Bolzano, Göttingen, 29 agosto 2007
Con l'intervento armato del 1999 le truppe NATO hanno
consentito che 1,5 milioni di Albanesi, tra persone disperse e
rifugiati, potessero tornare alle proprie case. Ciò non ha
impedito che sotto gli occhi della NATO la parte radicale e
sciovinista della società albanese si rivoltasse contro le
minoranze locali di Sinti e Rom, contro gli Ashkali, e i
cosiddetti Egiziani del Kosovo. 75 distretti urbani e villaggi
abitati dalle tre minoranze che erano socialmente ed
economicamente integrate nella società albanese, sono
stati completamente distrutti: sono state distrutte 14.000 delle
19.000 case.
Minacce, maltrattamenti, torture, omicidi, rapimenti e improvvise
sparizioni hanno portato al panico generale e alla fuga della
minoranza rom e dei relativi gruppi. Nel marzo 2004, gruppi
armati albanesi hanno nuovamente assalito e saccheggiato
ciò che rimaneva degli insediamenti di Sinti, Rom e Serbi.
Dei 150.000 abitanti Rom e Ashkali che una volta vivevano in
Kosovo, oggi non ne restano che appena 15.000. Dopo che la
maggiorparte delle organizzazioni umanitarie ha lasciato il
Kosovo, la situazione umanitaria dei membri delle minoranze
rimaste in Kosovo si è ulteriormente deteriorata. Le
ondate di profughi non si sono fermate. Il tasso di
disoccupazione fra gli appartenenti alle minoranze è
arrivato al 95%, nonostante la maggiorparte di loro abbia sempre
lavorato nell'industria e nel settore energetico, oppure come
conducenti di escavatori, commercianti o piccoli contadini.

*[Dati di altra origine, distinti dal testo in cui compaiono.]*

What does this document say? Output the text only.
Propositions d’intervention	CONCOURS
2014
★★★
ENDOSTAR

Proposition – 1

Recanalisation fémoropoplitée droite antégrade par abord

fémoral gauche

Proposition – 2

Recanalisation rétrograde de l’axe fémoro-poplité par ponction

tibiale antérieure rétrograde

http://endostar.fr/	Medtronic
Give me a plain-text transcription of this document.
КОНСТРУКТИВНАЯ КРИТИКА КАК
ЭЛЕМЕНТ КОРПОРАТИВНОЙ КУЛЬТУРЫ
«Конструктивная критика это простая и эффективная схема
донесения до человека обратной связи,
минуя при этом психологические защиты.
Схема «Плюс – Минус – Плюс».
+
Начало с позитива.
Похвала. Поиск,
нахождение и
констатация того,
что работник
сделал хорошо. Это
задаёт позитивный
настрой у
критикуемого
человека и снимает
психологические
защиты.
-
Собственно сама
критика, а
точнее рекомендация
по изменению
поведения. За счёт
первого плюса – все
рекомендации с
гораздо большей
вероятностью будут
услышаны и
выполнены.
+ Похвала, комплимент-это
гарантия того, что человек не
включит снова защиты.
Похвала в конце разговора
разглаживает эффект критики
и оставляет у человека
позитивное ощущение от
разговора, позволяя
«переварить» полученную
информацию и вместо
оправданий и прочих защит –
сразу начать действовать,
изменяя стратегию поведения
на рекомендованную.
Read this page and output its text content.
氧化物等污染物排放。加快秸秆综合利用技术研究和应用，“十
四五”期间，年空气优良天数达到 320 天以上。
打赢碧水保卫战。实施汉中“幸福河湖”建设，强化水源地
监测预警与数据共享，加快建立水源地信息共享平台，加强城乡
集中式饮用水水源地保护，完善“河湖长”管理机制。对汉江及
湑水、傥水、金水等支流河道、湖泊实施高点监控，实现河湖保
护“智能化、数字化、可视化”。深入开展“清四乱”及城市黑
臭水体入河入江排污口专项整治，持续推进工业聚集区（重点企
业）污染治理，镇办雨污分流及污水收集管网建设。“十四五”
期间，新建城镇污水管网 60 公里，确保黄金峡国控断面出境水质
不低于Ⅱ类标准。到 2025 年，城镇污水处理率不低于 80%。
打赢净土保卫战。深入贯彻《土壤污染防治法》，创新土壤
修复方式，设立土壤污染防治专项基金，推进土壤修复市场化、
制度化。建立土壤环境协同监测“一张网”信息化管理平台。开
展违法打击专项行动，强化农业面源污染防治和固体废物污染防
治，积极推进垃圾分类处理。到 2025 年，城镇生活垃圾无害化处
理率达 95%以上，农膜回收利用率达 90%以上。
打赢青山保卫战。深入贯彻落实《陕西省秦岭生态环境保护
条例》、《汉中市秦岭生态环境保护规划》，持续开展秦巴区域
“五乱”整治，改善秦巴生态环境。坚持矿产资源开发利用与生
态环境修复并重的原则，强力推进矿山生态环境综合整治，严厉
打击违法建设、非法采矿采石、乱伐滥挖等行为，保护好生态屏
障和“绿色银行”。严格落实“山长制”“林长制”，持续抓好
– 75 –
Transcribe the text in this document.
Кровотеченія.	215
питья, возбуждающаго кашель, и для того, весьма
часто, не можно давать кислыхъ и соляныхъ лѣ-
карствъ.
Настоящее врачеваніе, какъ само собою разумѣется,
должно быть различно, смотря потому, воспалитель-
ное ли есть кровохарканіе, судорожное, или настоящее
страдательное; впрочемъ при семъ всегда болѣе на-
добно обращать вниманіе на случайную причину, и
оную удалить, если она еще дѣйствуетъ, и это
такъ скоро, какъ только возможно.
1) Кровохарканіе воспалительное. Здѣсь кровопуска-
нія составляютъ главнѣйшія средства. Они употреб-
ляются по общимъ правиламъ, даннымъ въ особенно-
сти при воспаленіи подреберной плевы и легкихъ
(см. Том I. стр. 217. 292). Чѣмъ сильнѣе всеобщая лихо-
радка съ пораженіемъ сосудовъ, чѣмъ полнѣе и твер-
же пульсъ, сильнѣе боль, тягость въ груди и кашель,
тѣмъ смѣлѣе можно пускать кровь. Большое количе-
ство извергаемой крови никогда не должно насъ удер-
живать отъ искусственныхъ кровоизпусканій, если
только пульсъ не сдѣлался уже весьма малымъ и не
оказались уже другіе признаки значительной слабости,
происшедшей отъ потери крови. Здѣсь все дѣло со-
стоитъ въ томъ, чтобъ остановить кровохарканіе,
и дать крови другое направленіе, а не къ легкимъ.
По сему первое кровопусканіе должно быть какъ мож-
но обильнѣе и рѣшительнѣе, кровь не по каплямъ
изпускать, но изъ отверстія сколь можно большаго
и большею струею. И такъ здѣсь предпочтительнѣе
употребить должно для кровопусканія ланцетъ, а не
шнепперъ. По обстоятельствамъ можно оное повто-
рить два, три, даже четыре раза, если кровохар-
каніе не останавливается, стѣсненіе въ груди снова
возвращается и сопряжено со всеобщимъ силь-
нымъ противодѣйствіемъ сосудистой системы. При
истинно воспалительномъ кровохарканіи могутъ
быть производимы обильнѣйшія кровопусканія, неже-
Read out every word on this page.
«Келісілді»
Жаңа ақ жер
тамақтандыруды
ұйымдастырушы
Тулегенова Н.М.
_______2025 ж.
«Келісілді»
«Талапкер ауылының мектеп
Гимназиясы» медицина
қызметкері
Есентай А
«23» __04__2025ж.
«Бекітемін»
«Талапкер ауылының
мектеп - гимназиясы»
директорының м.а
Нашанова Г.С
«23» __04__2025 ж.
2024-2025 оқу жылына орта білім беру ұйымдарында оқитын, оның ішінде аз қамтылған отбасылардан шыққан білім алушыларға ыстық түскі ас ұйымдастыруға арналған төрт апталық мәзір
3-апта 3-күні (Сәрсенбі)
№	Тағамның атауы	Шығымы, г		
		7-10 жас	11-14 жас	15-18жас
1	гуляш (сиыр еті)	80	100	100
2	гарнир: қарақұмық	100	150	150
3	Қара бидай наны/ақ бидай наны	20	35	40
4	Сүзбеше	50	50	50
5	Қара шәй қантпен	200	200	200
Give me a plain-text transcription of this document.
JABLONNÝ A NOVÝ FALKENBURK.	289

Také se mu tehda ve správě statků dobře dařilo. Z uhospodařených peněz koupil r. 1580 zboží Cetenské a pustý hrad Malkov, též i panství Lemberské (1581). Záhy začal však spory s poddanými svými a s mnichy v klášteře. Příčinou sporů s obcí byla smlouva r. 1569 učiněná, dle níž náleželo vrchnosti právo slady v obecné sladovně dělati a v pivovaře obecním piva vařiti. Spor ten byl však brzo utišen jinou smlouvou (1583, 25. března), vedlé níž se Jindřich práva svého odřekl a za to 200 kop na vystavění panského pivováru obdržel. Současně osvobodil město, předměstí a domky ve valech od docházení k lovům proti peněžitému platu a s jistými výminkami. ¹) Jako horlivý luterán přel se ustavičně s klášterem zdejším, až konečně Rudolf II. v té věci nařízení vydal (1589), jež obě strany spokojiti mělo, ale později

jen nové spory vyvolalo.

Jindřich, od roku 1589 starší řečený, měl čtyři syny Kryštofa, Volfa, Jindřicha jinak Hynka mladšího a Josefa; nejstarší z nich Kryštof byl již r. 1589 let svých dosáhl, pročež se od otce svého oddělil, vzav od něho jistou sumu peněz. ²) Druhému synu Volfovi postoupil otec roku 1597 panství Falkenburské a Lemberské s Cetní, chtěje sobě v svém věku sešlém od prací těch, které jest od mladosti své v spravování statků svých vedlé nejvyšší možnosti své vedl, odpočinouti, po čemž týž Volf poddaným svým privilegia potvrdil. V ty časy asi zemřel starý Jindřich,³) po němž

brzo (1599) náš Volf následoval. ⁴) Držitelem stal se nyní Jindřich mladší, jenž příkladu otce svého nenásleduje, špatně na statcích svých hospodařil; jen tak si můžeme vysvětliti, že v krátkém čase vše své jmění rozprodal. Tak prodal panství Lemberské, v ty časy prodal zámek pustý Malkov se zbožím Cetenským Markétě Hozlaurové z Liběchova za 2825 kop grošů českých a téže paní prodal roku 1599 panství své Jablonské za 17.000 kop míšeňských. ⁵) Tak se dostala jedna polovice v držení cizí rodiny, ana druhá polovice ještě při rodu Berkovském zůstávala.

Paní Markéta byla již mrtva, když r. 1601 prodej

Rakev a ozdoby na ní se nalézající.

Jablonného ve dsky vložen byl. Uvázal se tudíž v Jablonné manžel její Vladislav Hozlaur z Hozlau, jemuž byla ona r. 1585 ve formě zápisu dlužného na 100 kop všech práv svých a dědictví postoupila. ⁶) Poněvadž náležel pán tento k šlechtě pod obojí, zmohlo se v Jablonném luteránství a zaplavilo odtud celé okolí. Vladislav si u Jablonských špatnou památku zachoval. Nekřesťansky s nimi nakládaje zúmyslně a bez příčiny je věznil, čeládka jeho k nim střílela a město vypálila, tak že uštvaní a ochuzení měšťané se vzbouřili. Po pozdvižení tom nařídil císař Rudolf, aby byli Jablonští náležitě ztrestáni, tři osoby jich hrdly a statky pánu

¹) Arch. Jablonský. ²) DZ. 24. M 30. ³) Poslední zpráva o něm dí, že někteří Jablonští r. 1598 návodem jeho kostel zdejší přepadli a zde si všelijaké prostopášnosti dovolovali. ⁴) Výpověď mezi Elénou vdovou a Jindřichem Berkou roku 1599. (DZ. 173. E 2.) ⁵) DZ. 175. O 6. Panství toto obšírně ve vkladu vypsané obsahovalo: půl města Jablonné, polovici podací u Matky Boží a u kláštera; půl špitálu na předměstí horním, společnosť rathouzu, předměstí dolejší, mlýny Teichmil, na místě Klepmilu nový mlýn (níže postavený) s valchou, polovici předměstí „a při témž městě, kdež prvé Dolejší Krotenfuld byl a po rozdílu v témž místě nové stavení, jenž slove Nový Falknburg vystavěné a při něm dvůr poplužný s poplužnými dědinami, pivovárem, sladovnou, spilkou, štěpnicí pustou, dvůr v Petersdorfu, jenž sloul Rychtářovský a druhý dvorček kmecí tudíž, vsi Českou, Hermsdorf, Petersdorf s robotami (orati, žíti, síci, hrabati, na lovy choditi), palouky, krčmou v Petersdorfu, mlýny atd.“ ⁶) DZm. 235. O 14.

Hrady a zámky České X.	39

Ricerche regolari condotte dall'Associazione per i popoli
minacciati (APM) in Kosovo dimostrano come la sicurezza e la
situazione umanitaria di Rom, Ashkali, "Egiziani", Serbi, Turchi,
Gorani, Bosniacchi (bosniaci musulmani), Croati, e Torbesh sia
estremamente preoccupante. Non essendo riusciti a raggiungere
nessun tipo di accordo dopo le lunghe trattative durate oltre un
anno e mezzo tra Albanesi del Kosovo e Serbi sul futuro status
del Kosovo, e dopo che il piano di Marti Ahtisaari era stato
rigettato dal Consiglio di sicurezza dell'ONU, a metà
agosto 2007 l'UE, gli Stati Uniti e la Russia hanno formato una
troika per riaprire il tavolo dei negoziati.
E mentre finora gli interessi dei Serbi del Kosovo sono stati
ufficialmente rappresentati da Belgrado e da un rappresentante
della "Srpska lista s Kosova i Metohije", le minoranze dei Rom,
Ashkali, "Egiziani", Gorani, Turchi, Pomachi e Bosniacchi non
hanno avuto praticamente nessuna possibilità di
rappresentare adeguatamente i loro interessi e diritti.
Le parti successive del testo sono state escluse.